Deck Board Spacing: What Gap Should You Leave?
The gap between deck boards is not cosmetic — it controls drainage, allows expansion and prevents cupping. Get it wrong and you end up with a deck that holds water, warps or has uneven gaps after one season.
The standard 3/16 inch gap
For kiln-dried pressure-treated or cedar decking installed dry, leave a 3/16 inch gap between boards. This is roughly two nail widths and allows rainwater to run through without being wide enough to trap debris or pose a trip hazard.
Wet-installed pressure-treated lumber
Pressure-treated decking fresh from the lumber yard is wet and will shrink as it dries. If you install wet boards edge to edge (no gap), they will typically shrink to about a 1/4 inch gap over the first season. This is intentional — butting wet boards together lets the drying do the work. Check the moisture content of your boards; if they read above 19% on a moisture meter, butt them up tight.

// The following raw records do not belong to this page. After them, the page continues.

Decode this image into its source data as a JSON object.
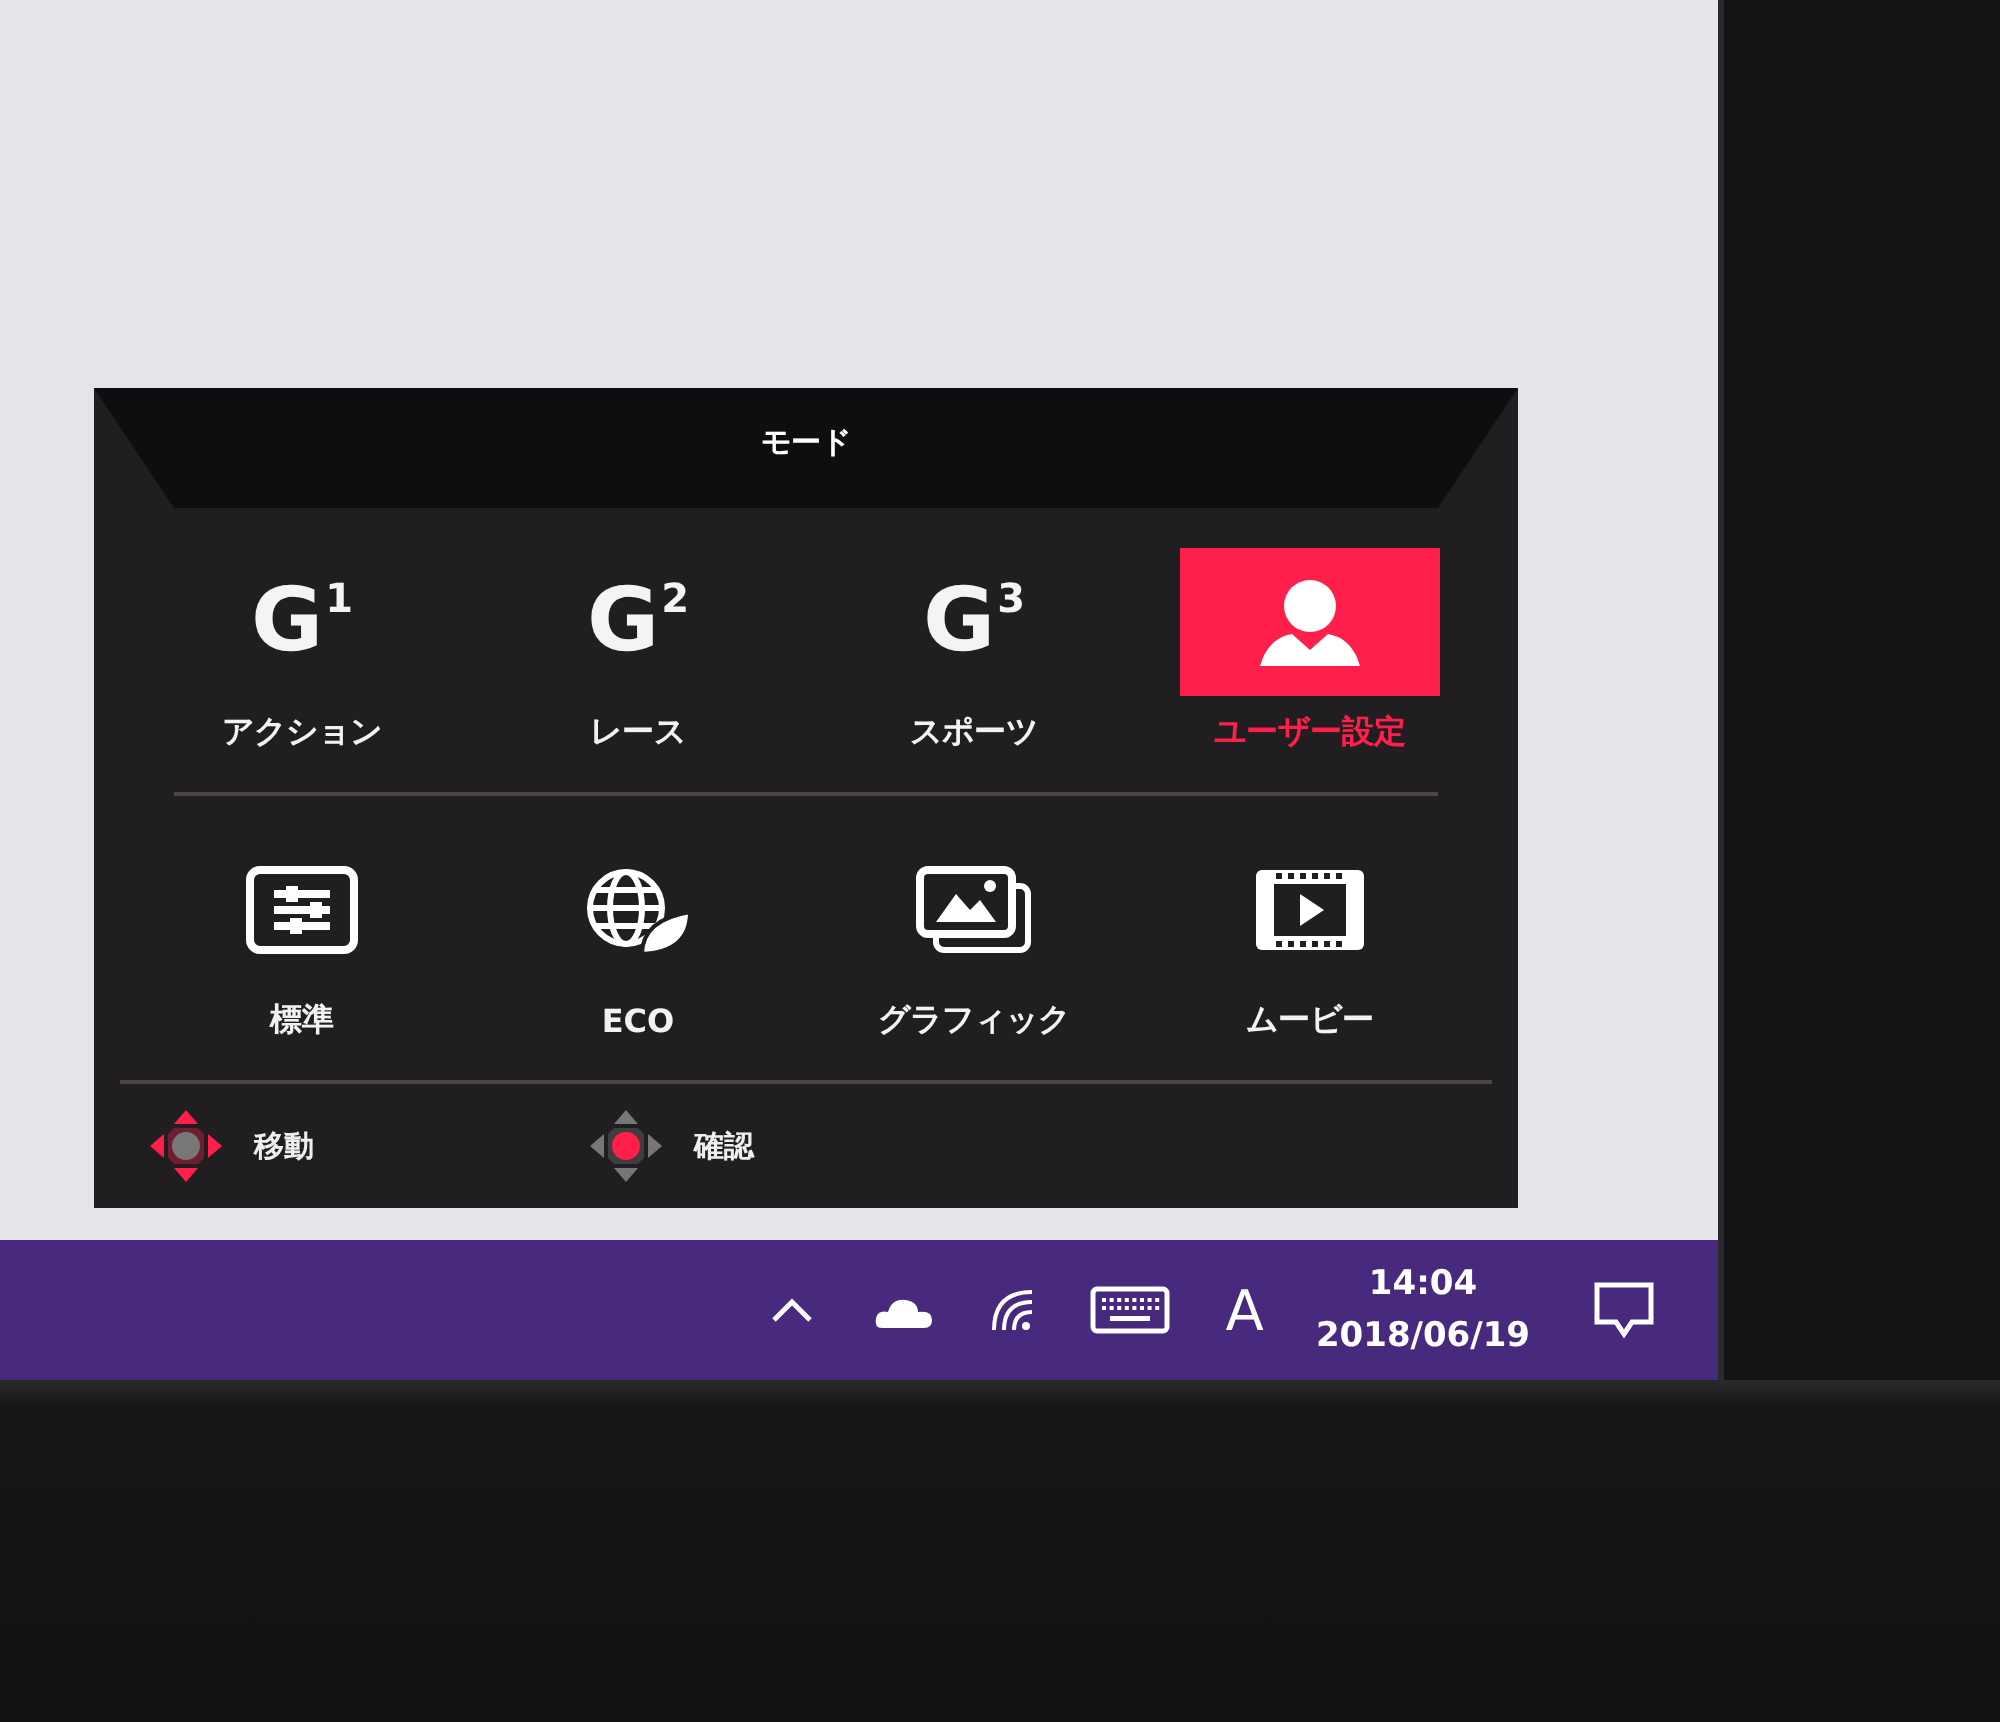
{
  "osd": {
    "title": "モード",
    "modes": [
      {
        "kind": "game",
        "badge": "G",
        "number": "1",
        "label": "アクション",
        "selected": false
      },
      {
        "kind": "game",
        "badge": "G",
        "number": "2",
        "label": "レース",
        "selected": false
      },
      {
        "kind": "game",
        "badge": "G",
        "number": "3",
        "label": "スポーツ",
        "selected": false
      },
      {
        "kind": "user",
        "label": "ユーザー設定",
        "selected": true
      },
      {
        "kind": "standard",
        "label": "標準",
        "selected": false
      },
      {
        "kind": "eco",
        "label": "ECO",
        "selected": false
      },
      {
        "kind": "graphic",
        "label": "グラフィック",
        "selected": false
      },
      {
        "kind": "movie",
        "label": "ムービー",
        "selected": false
      }
    ],
    "hints": [
      {
        "kind": "move",
        "label": "移動"
      },
      {
        "kind": "confirm",
        "label": "確認"
      }
    ]
  },
  "taskbar": {
    "input_indicator": "A",
    "time": "14:04",
    "date": "2018/06/19"
  }
}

Composite decking: follow the manufacturer
Composite decking expands with heat, not moisture. Most manufacturers specify gaps of 3/16 to 1/4 inch between boards end to end, and 3/16 inch edge to edge. The gap at the end of each board (the butt joint where two boards meet end-to-end over a joist) must match the manufacturer's spec — usually 1/4 inch — to allow thermal expansion without buckling.
Spacing at the house and fascia
Leave at least 1/2 inch between the deck boards and any adjacent house wall or fascia board so that moisture and debris don't accumulate in the gap. The IRC does not specify this clearance precisely, but most deck builders and manufacturers recommend at least 1/2 inch.